Source: North Jersey.com
A ruling in state tax court that has taken away the property-tax exemption of a major medical center because it operates more like a for-profit business than a charitable institution could have implications for other non-profit hospitals around the state if the municipalities that host them seek to collect property taxes.
Judge Vito Bianco declared in a closely watched opinion that Morristown Medical Center failed “to qualify for property tax exemption” for three years beginning in 2006. The case has been in the court system for the better part of a decade. It is unclear how the ruling applies to later years.
Non-profit hospitals have changed a lot since their origins as “charitable alms houses providing free basic medical treatment to the infirm poor,” he said, likening Morristown’s business model to that of its “new for-profit competitors.” Eight hospitals statewide currently are owned by for-profit companies, with two more due to be acquired at the end of this month. These investor-owned facilities pay taxes, unless they negotiate tax abatements with local authorities.
Like the for-profits, “today’s non-profit hospitals have evolved into labyrinthine corporate structures, intertwined with both non-profit and for-profit subsidiaries and unaffiliated corporate entities,” Bianco wrote. They “generate significant revenue and pay their professionals salaries that are competitive even by for-profit standards.”

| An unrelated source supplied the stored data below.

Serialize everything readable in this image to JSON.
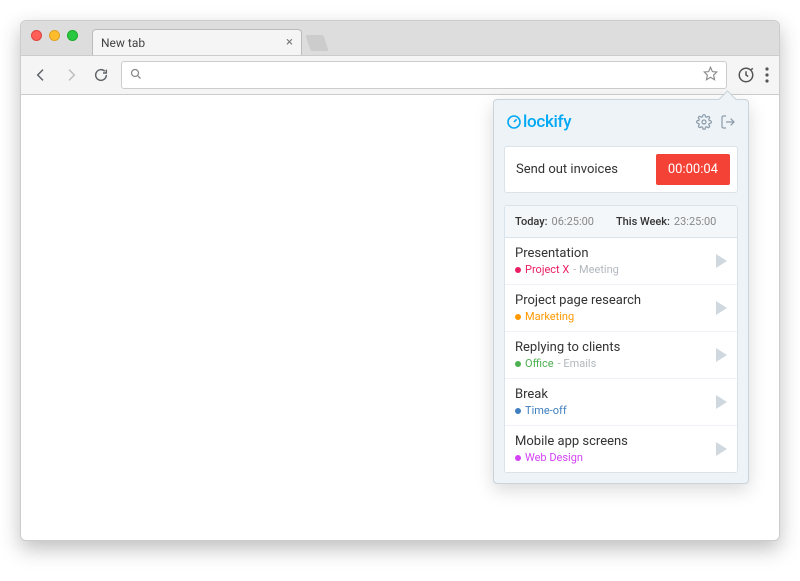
{
  "browser": {
    "tab_title": "New tab",
    "omnibox_value": "",
    "omnibox_placeholder": ""
  },
  "popup": {
    "brand": "lockify",
    "tracker": {
      "description": "Send out invoices",
      "elapsed": "00:00:04"
    },
    "summary": {
      "today_label": "Today:",
      "today_value": "06:25:00",
      "week_label": "This Week:",
      "week_value": "23:25:00"
    },
    "entries": [
      {
        "title": "Presentation",
        "project": "Project X",
        "project_color": "#e91e63",
        "tag": "Meeting"
      },
      {
        "title": "Project page research",
        "project": "Marketing",
        "project_color": "#ff9800",
        "tag": ""
      },
      {
        "title": "Replying to clients",
        "project": "Office",
        "project_color": "#4caf50",
        "tag": "Emails"
      },
      {
        "title": "Break",
        "project": "Time-off",
        "project_color": "#3f7fbf",
        "tag": ""
      },
      {
        "title": "Mobile app screens",
        "project": "Web Design",
        "project_color": "#d442f5",
        "tag": ""
      }
    ]
  }
}
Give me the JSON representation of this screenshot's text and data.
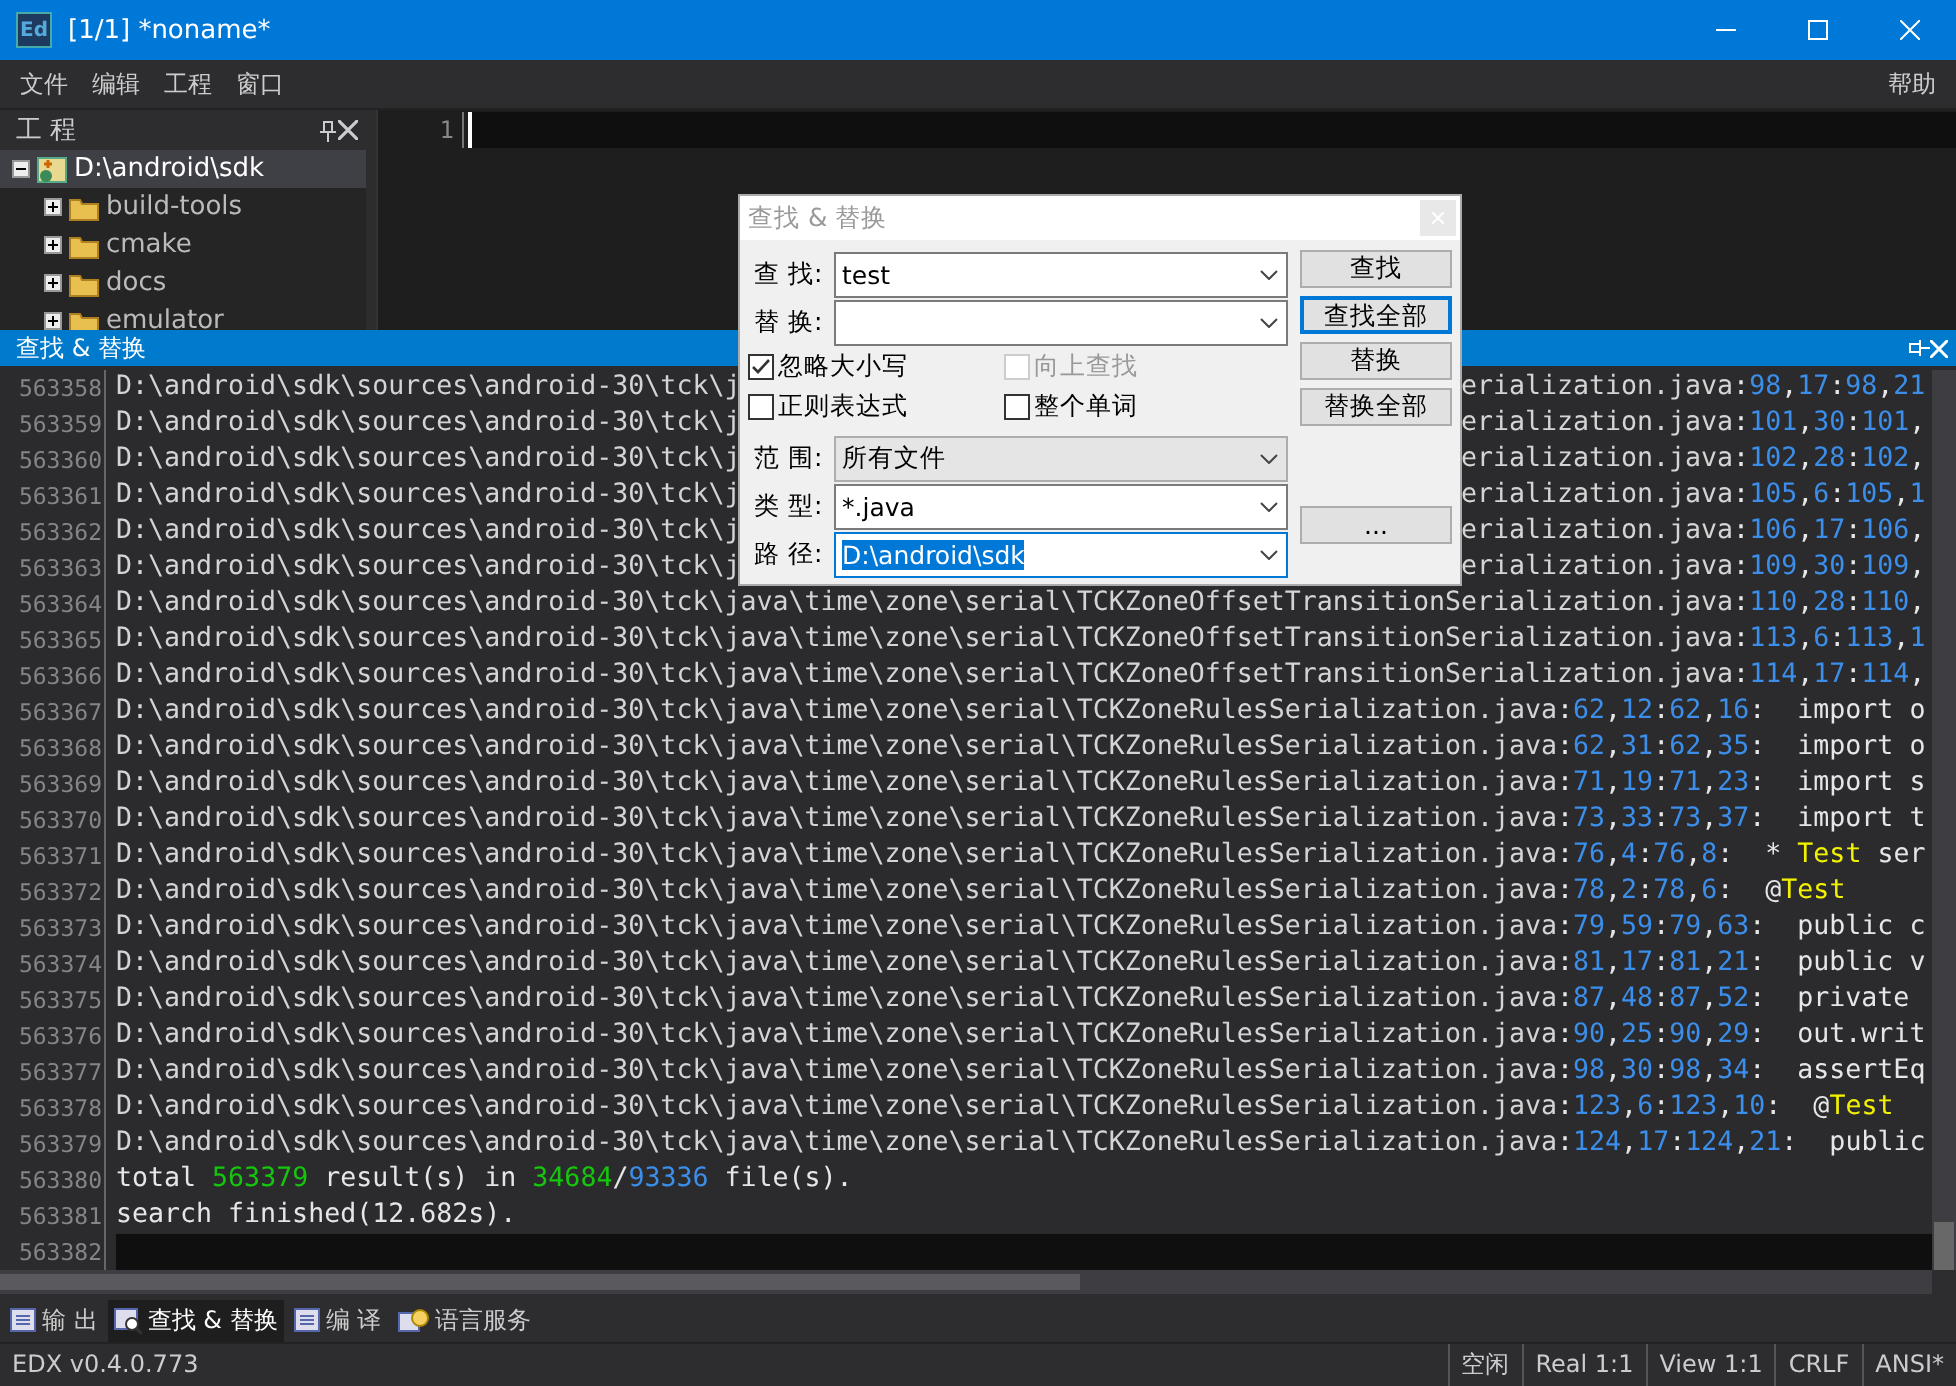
{
  "window": {
    "icon_text": "Ed",
    "title": "[1/1] *noname*"
  },
  "menu": {
    "items": [
      "文件",
      "编辑",
      "工程",
      "窗口"
    ],
    "help": "帮助"
  },
  "project_panel": {
    "title": "工 程",
    "tree": [
      {
        "label": "D:\\android\\sdk",
        "kind": "project",
        "expanded": true,
        "selected": true,
        "children": [
          {
            "label": "build-tools",
            "kind": "folder",
            "expanded": false,
            "selected": false
          },
          {
            "label": "cmake",
            "kind": "folder",
            "expanded": false,
            "selected": false
          },
          {
            "label": "docs",
            "kind": "folder",
            "expanded": false,
            "selected": false
          },
          {
            "label": "emulator",
            "kind": "folder",
            "expanded": false,
            "selected": false
          }
        ]
      }
    ]
  },
  "editor": {
    "lines": [
      {
        "number": "1",
        "current": true
      }
    ]
  },
  "results_panel": {
    "title": "查找 & 替换",
    "rows": [
      {
        "number": "563358",
        "current": false,
        "segments": [
          {
            "kind": "path",
            "text": "D:\\android\\sdk\\sources\\android-30\\tck\\j"
          }
        ],
        "tail": [
          {
            "kind": "path",
            "text": "erialization.java"
          },
          {
            "kind": "loc",
            "text": ":98,17:98,21"
          }
        ]
      },
      {
        "number": "563359",
        "current": false,
        "segments": [
          {
            "kind": "path",
            "text": "D:\\android\\sdk\\sources\\android-30\\tck\\j"
          }
        ],
        "tail": [
          {
            "kind": "path",
            "text": "erialization.java"
          },
          {
            "kind": "loc",
            "text": ":101,30:101,"
          }
        ]
      },
      {
        "number": "563360",
        "current": false,
        "segments": [
          {
            "kind": "path",
            "text": "D:\\android\\sdk\\sources\\android-30\\tck\\j"
          }
        ],
        "tail": [
          {
            "kind": "path",
            "text": "erialization.java"
          },
          {
            "kind": "loc",
            "text": ":102,28:102,"
          }
        ]
      },
      {
        "number": "563361",
        "current": false,
        "segments": [
          {
            "kind": "path",
            "text": "D:\\android\\sdk\\sources\\android-30\\tck\\j"
          }
        ],
        "tail": [
          {
            "kind": "path",
            "text": "erialization.java"
          },
          {
            "kind": "loc",
            "text": ":105,6:105,1"
          }
        ]
      },
      {
        "number": "563362",
        "current": false,
        "segments": [
          {
            "kind": "path",
            "text": "D:\\android\\sdk\\sources\\android-30\\tck\\j"
          }
        ],
        "tail": [
          {
            "kind": "path",
            "text": "erialization.java"
          },
          {
            "kind": "loc",
            "text": ":106,17:106,"
          }
        ]
      },
      {
        "number": "563363",
        "current": false,
        "segments": [
          {
            "kind": "path",
            "text": "D:\\android\\sdk\\sources\\android-30\\tck\\j"
          }
        ],
        "tail": [
          {
            "kind": "path",
            "text": "erialization.java"
          },
          {
            "kind": "loc",
            "text": ":109,30:109,"
          }
        ]
      },
      {
        "number": "563364",
        "current": false,
        "segments": [
          {
            "kind": "path",
            "text": "D:\\android\\sdk\\sources\\android-30\\tck\\java\\time\\zone\\serial\\TCKZoneOffsetTransitionSerialization.java"
          },
          {
            "kind": "loc",
            "text": ":110,28:110,"
          }
        ]
      },
      {
        "number": "563365",
        "current": false,
        "segments": [
          {
            "kind": "path",
            "text": "D:\\android\\sdk\\sources\\android-30\\tck\\java\\time\\zone\\serial\\TCKZoneOffsetTransitionSerialization.java"
          },
          {
            "kind": "loc",
            "text": ":113,6:113,1"
          }
        ]
      },
      {
        "number": "563366",
        "current": false,
        "segments": [
          {
            "kind": "path",
            "text": "D:\\android\\sdk\\sources\\android-30\\tck\\java\\time\\zone\\serial\\TCKZoneOffsetTransitionSerialization.java"
          },
          {
            "kind": "loc",
            "text": ":114,17:114,"
          }
        ]
      },
      {
        "number": "563367",
        "current": false,
        "segments": [
          {
            "kind": "path",
            "text": "D:\\android\\sdk\\sources\\android-30\\tck\\java\\time\\zone\\serial\\TCKZoneRulesSerialization.java"
          },
          {
            "kind": "loc",
            "text": ":62,12:62,16:"
          },
          {
            "kind": "code",
            "text": "  import o"
          }
        ]
      },
      {
        "number": "563368",
        "current": false,
        "segments": [
          {
            "kind": "path",
            "text": "D:\\android\\sdk\\sources\\android-30\\tck\\java\\time\\zone\\serial\\TCKZoneRulesSerialization.java"
          },
          {
            "kind": "loc",
            "text": ":62,31:62,35:"
          },
          {
            "kind": "code",
            "text": "  import o"
          }
        ]
      },
      {
        "number": "563369",
        "current": false,
        "segments": [
          {
            "kind": "path",
            "text": "D:\\android\\sdk\\sources\\android-30\\tck\\java\\time\\zone\\serial\\TCKZoneRulesSerialization.java"
          },
          {
            "kind": "loc",
            "text": ":71,19:71,23:"
          },
          {
            "kind": "code",
            "text": "  import s"
          }
        ]
      },
      {
        "number": "563370",
        "current": false,
        "segments": [
          {
            "kind": "path",
            "text": "D:\\android\\sdk\\sources\\android-30\\tck\\java\\time\\zone\\serial\\TCKZoneRulesSerialization.java"
          },
          {
            "kind": "loc",
            "text": ":73,33:73,37:"
          },
          {
            "kind": "code",
            "text": "  import t"
          }
        ]
      },
      {
        "number": "563371",
        "current": false,
        "segments": [
          {
            "kind": "path",
            "text": "D:\\android\\sdk\\sources\\android-30\\tck\\java\\time\\zone\\serial\\TCKZoneRulesSerialization.java"
          },
          {
            "kind": "loc",
            "text": ":76,4:76,8:"
          },
          {
            "kind": "code",
            "text": "  * "
          },
          {
            "kind": "match",
            "text": "Test"
          },
          {
            "kind": "code",
            "text": " ser"
          }
        ]
      },
      {
        "number": "563372",
        "current": false,
        "segments": [
          {
            "kind": "path",
            "text": "D:\\android\\sdk\\sources\\android-30\\tck\\java\\time\\zone\\serial\\TCKZoneRulesSerialization.java"
          },
          {
            "kind": "loc",
            "text": ":78,2:78,6:"
          },
          {
            "kind": "code",
            "text": "  @"
          },
          {
            "kind": "match",
            "text": "Test"
          }
        ]
      },
      {
        "number": "563373",
        "current": false,
        "segments": [
          {
            "kind": "path",
            "text": "D:\\android\\sdk\\sources\\android-30\\tck\\java\\time\\zone\\serial\\TCKZoneRulesSerialization.java"
          },
          {
            "kind": "loc",
            "text": ":79,59:79,63:"
          },
          {
            "kind": "code",
            "text": "  public c"
          }
        ]
      },
      {
        "number": "563374",
        "current": false,
        "segments": [
          {
            "kind": "path",
            "text": "D:\\android\\sdk\\sources\\android-30\\tck\\java\\time\\zone\\serial\\TCKZoneRulesSerialization.java"
          },
          {
            "kind": "loc",
            "text": ":81,17:81,21:"
          },
          {
            "kind": "code",
            "text": "  public v"
          }
        ]
      },
      {
        "number": "563375",
        "current": false,
        "segments": [
          {
            "kind": "path",
            "text": "D:\\android\\sdk\\sources\\android-30\\tck\\java\\time\\zone\\serial\\TCKZoneRulesSerialization.java"
          },
          {
            "kind": "loc",
            "text": ":87,48:87,52:"
          },
          {
            "kind": "code",
            "text": "  private"
          }
        ]
      },
      {
        "number": "563376",
        "current": false,
        "segments": [
          {
            "kind": "path",
            "text": "D:\\android\\sdk\\sources\\android-30\\tck\\java\\time\\zone\\serial\\TCKZoneRulesSerialization.java"
          },
          {
            "kind": "loc",
            "text": ":90,25:90,29:"
          },
          {
            "kind": "code",
            "text": "  out.writ"
          }
        ]
      },
      {
        "number": "563377",
        "current": false,
        "segments": [
          {
            "kind": "path",
            "text": "D:\\android\\sdk\\sources\\android-30\\tck\\java\\time\\zone\\serial\\TCKZoneRulesSerialization.java"
          },
          {
            "kind": "loc",
            "text": ":98,30:98,34:"
          },
          {
            "kind": "code",
            "text": "  assertEq"
          }
        ]
      },
      {
        "number": "563378",
        "current": false,
        "segments": [
          {
            "kind": "path",
            "text": "D:\\android\\sdk\\sources\\android-30\\tck\\java\\time\\zone\\serial\\TCKZoneRulesSerialization.java"
          },
          {
            "kind": "loc",
            "text": ":123,6:123,10:"
          },
          {
            "kind": "code",
            "text": "  @"
          },
          {
            "kind": "match",
            "text": "Test"
          }
        ]
      },
      {
        "number": "563379",
        "current": false,
        "segments": [
          {
            "kind": "path",
            "text": "D:\\android\\sdk\\sources\\android-30\\tck\\java\\time\\zone\\serial\\TCKZoneRulesSerialization.java"
          },
          {
            "kind": "loc",
            "text": ":124,17:124,21:"
          },
          {
            "kind": "code",
            "text": "  public"
          }
        ]
      },
      {
        "number": "563380",
        "current": false,
        "segments": [
          {
            "kind": "code",
            "text": "total "
          },
          {
            "kind": "count",
            "text": "563379"
          },
          {
            "kind": "code",
            "text": " result(s) in "
          },
          {
            "kind": "count",
            "text": "34684"
          },
          {
            "kind": "code",
            "text": "/"
          },
          {
            "kind": "total",
            "text": "93336"
          },
          {
            "kind": "code",
            "text": " file(s)."
          }
        ]
      },
      {
        "number": "563381",
        "current": false,
        "segments": [
          {
            "kind": "code",
            "text": "search finished(12.682s)."
          }
        ]
      },
      {
        "number": "563382",
        "current": true,
        "segments": []
      }
    ]
  },
  "find_dialog": {
    "title": "查找 & 替换",
    "fields": [
      {
        "label": "查 找:",
        "kind": "combo",
        "value": "test",
        "value_selected": false
      },
      {
        "label": "替 换:",
        "kind": "combo",
        "value_selected": false
      }
    ],
    "options": [
      {
        "label": "忽略大小写",
        "checked": true,
        "disabled": false
      },
      {
        "label": "向上查找",
        "checked": false,
        "disabled": true
      },
      {
        "label": "正则表达式",
        "checked": false,
        "disabled": false
      },
      {
        "label": "整个单词",
        "checked": false,
        "disabled": false
      }
    ],
    "scope_fields": [
      {
        "label": "范 围:",
        "kind": "select",
        "value": "所有文件",
        "value_selected": false
      },
      {
        "label": "类 型:",
        "kind": "combo",
        "value": "*.java",
        "value_selected": false
      },
      {
        "label": "路 径:",
        "kind": "combo",
        "value": "D:\\android\\sdk",
        "value_selected": true
      }
    ],
    "buttons": [
      {
        "label": "查找",
        "default": false
      },
      {
        "label": "查找全部",
        "default": true
      },
      {
        "label": "替换",
        "default": false
      },
      {
        "label": "替换全部",
        "default": false
      }
    ],
    "browse_button": "..."
  },
  "bottom_tabs": [
    {
      "label": "输 出",
      "kind": "output",
      "selected": false
    },
    {
      "label": "查找 & 替换",
      "kind": "search",
      "selected": true
    },
    {
      "label": "编 译",
      "kind": "output",
      "selected": false
    },
    {
      "label": "语言服务",
      "kind": "service",
      "selected": false
    }
  ],
  "status_bar": [
    "EDX v0.4.0.773",
    "空闲",
    "Real 1:1",
    "View 1:1",
    "CRLF",
    "ANSI*"
  ]
}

“For purposes of the property tax exemption, modern non-profit hospitals are essentially legal fictions,” Bianco wrote, saying that it was time for the Legislature — and not the courts — to set a new standard for such an exemption.
“He’s reversing 100-some years of tradition in the state of New Jersey,” said Frank Ciesla, who represents hospitals as head of the health law practice at Giordano, Halleran & Ciesla. For most municipalities, “this is obviously a potentially huge source of revenue,” he said. “I’ve got to believe that if this was sustained, the hospital would be largest ratable in many communities.”
But for hospitals that are struggling financially, the obligation to pay taxes could “push some hospitals over the edge,” Ciesla said.
The case will almost certainly be appealed, he added. “There’s an outside possibility that the hospital would have a case that goes to the U.S. Supreme Court,” he said. Another solution would be legislation that provides explicit, “black letter guidance” about the requirements for a property-tax exemption, he said.
State Sen. Joseph Vitale, chairman of the Senate health committee, said Wednesday that he had already requested a bill to be drafted to clarify that tax-status of non-profit hospitals.
As a condition of maintaining their non-profit designation, Vitale said, hospitals should require the physician practices that lease space on their property to participate in the same insurance contracts — and accept the same in-network reimbursements from insurance companies — that the hospitals do. The measure would reinforce a legislative effort to rein in surprise medical bills from hospital-based physicians, which Vitale and three Assembly Democrats hope to advance this fall.